BLUNT’S CHOICE OF ALLEGORIES…. I try not to be overly sensitive about rhetoric like this, but I’m not sure what Roy Blunt is talking about.
Representative Roy Blunt, the former Republican whip who is giving up his House seat in Missouri to run for the Senate, offered his take on life these days in the nation’s capital to those gathered at the conservative Values Voter Summit on Friday.
He told a tale about British soldiers who had built a golf course in India and had to adapt to the game in a whole new way. They didn’t anticipate that they’d be joined on the course by monkeys, who would swoop out of the nearby jungle, grab the golf balls and toss them around, he explained.
The golfers had to establish a firm rule. “You have to play the ball where the monkey throws it. And that is the rule in Washington all the time.”

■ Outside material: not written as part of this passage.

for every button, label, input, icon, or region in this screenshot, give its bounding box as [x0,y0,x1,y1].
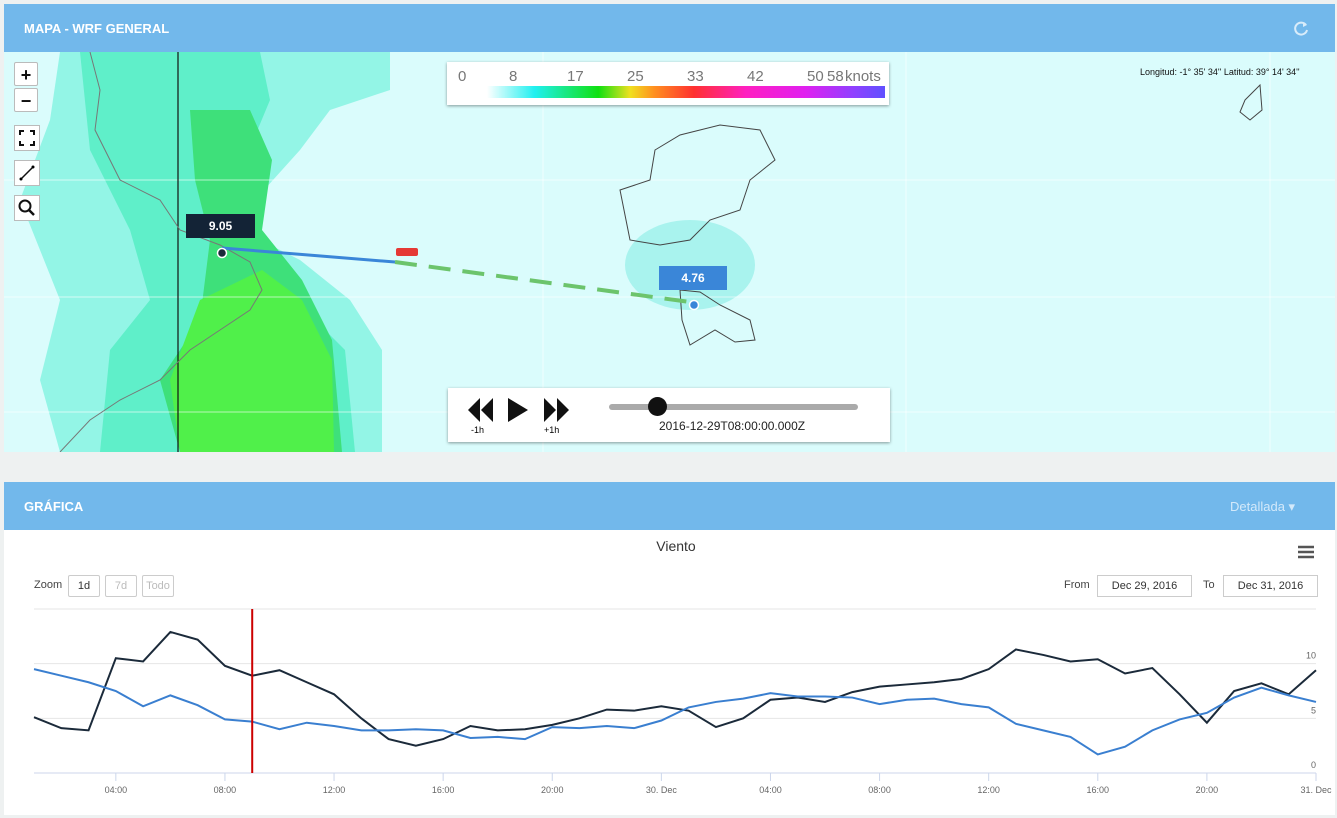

Maybe it’s just me, but I don’t see the relevance of the monkey/golf allegory here. As Blunt described the British golfers’ predicament, he noted that the players “tried to eliminate the monkey problem, but they never got it done.” Instead, they had to adapt to the monkeys’ ball-throwing habits.

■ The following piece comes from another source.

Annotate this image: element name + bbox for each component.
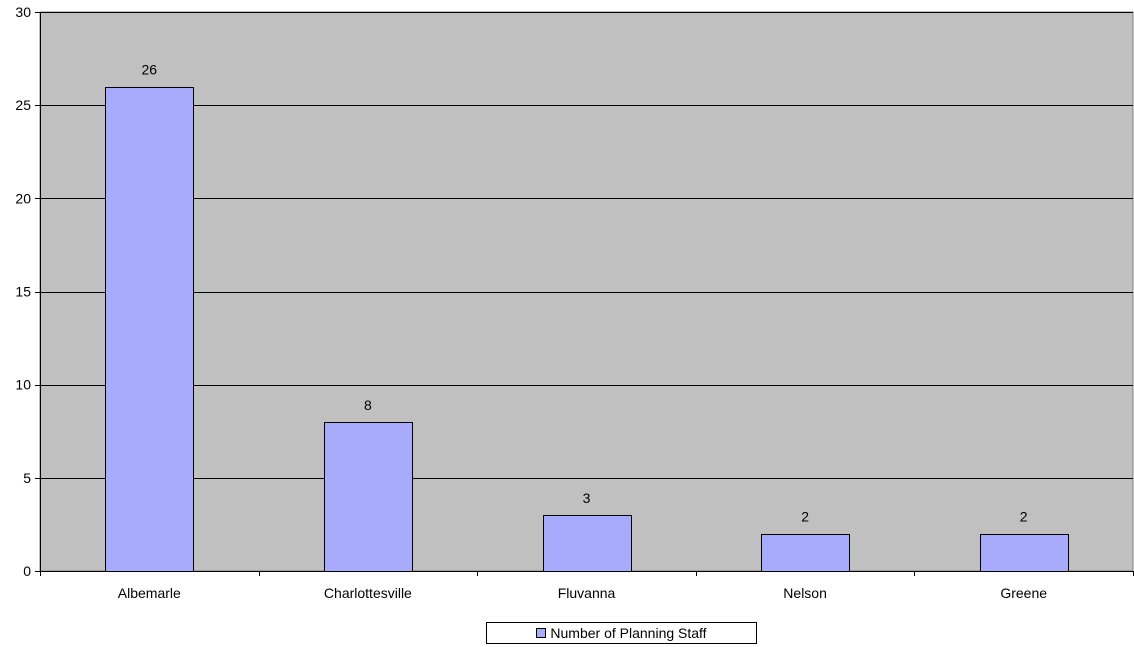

Mike Madden added, “Blunt, who’s running for Senate in Missouri next year, didn’t explain precisely why he chose an analogy about monkeys to illustrate the difficulties posed by the party that opposes the country’s first black president. (They both like to screw up the white man’s golf game?) Perhaps it was just a really, really stupid parable to choose.”
Perhaps. Listening to the audio, though, it’s worth noting that the right-wing crowd thought this was hilarious.